The door clicked shut behind him.
I stood there for a full minute, breathing hard, fists shaking with the effort not to punch something. The smug bastard had just threatened Knox. Threatened a man who’d already paid too high of a price, whose daughter was growing up without him.
And he’d done it to protect his son’s reputation. To silence Faith. To make sure the truth about Daniel Kearns stayed buried.
I grabbed my phone, fingers flying over the screen. First, a text to my investigator: Dig deeper into the Kearns family. Everything. I want to know every parking ticket, every sealed record, every rumor.
Then I stormed into the conference room, to a second whiteboard in the corner and flipped it around.
On the blank side, I wrote two words: JUDICIAL INTERFERENCE.
Below that, I documented everything Kearns had just said.
The threats. The Knox leverage. The implication that he had a puppet defense attorney waiting in the wings.
If this ever went before an ethics board, I wanted every detail recorded while it was fresh.
Judge Kearns had just made this personal.
He wanted a war?
He just got one.
And if Kearns thought he could use Knox as leverage, he’d severely underestimated how dirty I was willing to fight. This wasn’t just about defending a client anymore. This was about justice. Real justice.

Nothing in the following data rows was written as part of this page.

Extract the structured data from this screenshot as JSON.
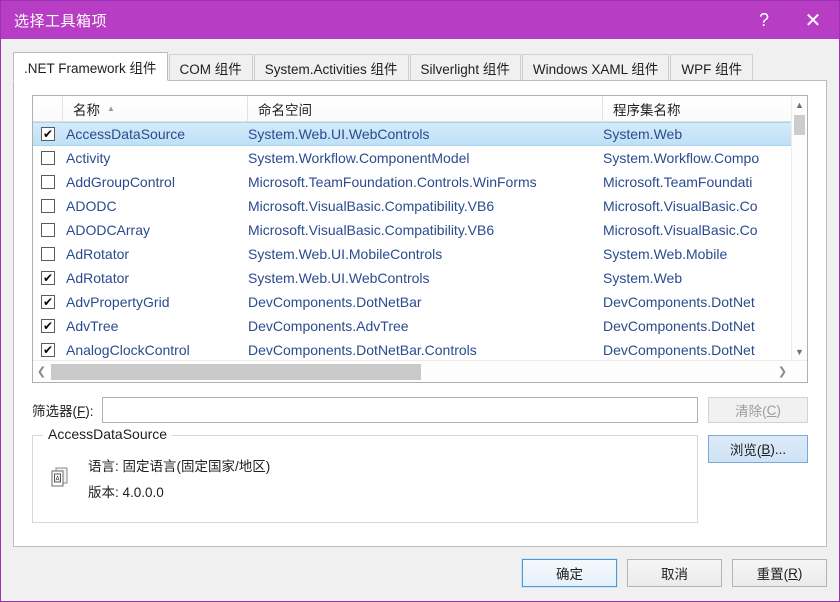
{
  "window": {
    "title": "选择工具箱项",
    "help_icon": "question-mark-icon",
    "help_label": "?",
    "close_label": "✕",
    "accent_color": "#b63dc4"
  },
  "tabs": [
    {
      "label": ".NET Framework 组件",
      "active": true
    },
    {
      "label": "COM 组件",
      "active": false
    },
    {
      "label": "System.Activities 组件",
      "active": false
    },
    {
      "label": "Silverlight 组件",
      "active": false
    },
    {
      "label": "Windows XAML 组件",
      "active": false
    },
    {
      "label": "WPF 组件",
      "active": false
    }
  ],
  "list": {
    "columns": [
      "",
      "名称",
      "命名空间",
      "程序集名称"
    ],
    "sort_column": "名称",
    "sort_direction": "ascending",
    "sort_glyph": "▲",
    "rows": [
      {
        "checked": true,
        "name": "AccessDataSource",
        "namespace": "System.Web.UI.WebControls",
        "assembly": "System.Web",
        "selected": true
      },
      {
        "checked": false,
        "name": "Activity",
        "namespace": "System.Workflow.ComponentModel",
        "assembly": "System.Workflow.Compo",
        "selected": false
      },
      {
        "checked": false,
        "name": "AddGroupControl",
        "namespace": "Microsoft.TeamFoundation.Controls.WinForms",
        "assembly": "Microsoft.TeamFoundati",
        "selected": false
      },
      {
        "checked": false,
        "name": "ADODC",
        "namespace": "Microsoft.VisualBasic.Compatibility.VB6",
        "assembly": "Microsoft.VisualBasic.Co",
        "selected": false
      },
      {
        "checked": false,
        "name": "ADODCArray",
        "namespace": "Microsoft.VisualBasic.Compatibility.VB6",
        "assembly": "Microsoft.VisualBasic.Co",
        "selected": false
      },
      {
        "checked": false,
        "name": "AdRotator",
        "namespace": "System.Web.UI.MobileControls",
        "assembly": "System.Web.Mobile",
        "selected": false
      },
      {
        "checked": true,
        "name": "AdRotator",
        "namespace": "System.Web.UI.WebControls",
        "assembly": "System.Web",
        "selected": false
      },
      {
        "checked": true,
        "name": "AdvPropertyGrid",
        "namespace": "DevComponents.DotNetBar",
        "assembly": "DevComponents.DotNet",
        "selected": false
      },
      {
        "checked": true,
        "name": "AdvTree",
        "namespace": "DevComponents.AdvTree",
        "assembly": "DevComponents.DotNet",
        "selected": false
      },
      {
        "checked": true,
        "name": "AnalogClockControl",
        "namespace": "DevComponents.DotNetBar.Controls",
        "assembly": "DevComponents.DotNet",
        "selected": false
      }
    ],
    "checked_glyph": "✔"
  },
  "scrollbars": {
    "v_up": "▲",
    "v_down": "▼",
    "h_left": "❮",
    "h_right": "❯"
  },
  "filter": {
    "label_prefix": "筛选器(",
    "label_key": "F",
    "label_suffix": "):",
    "value": "",
    "placeholder": ""
  },
  "clear_button": {
    "text_prefix": "清除(",
    "text_key": "C",
    "text_suffix": ")",
    "disabled": true
  },
  "browse_button": {
    "text_prefix": "浏览(",
    "text_key": "B",
    "text_suffix": ")..."
  },
  "info": {
    "legend": "AccessDataSource",
    "icon": "assembly-icon",
    "language_line": "语言: 固定语言(固定国家/地区)",
    "version_line": "版本: 4.0.0.0"
  },
  "footer": {
    "ok": "确定",
    "cancel": "取消",
    "reset_prefix": "重置(",
    "reset_key": "R",
    "reset_suffix": ")"
  }
}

The kind that didn’t care about your last name or your father’s position.
The kind that protected women like Faith from men like Daniel Kearns.
Living or dead.
But how could I go into battle if doing so would drag Knox under? I couldn’t drop Faith’s case without betraying Blake and Faith. But I couldn’t keep going without risking Knox’s freedom either.
After pacing for a couple of minutes, I realized this wasn’t my decision to make alone. Knox needed a say in this too.
Looked like I’d be paying my friend an unscheduled visit today.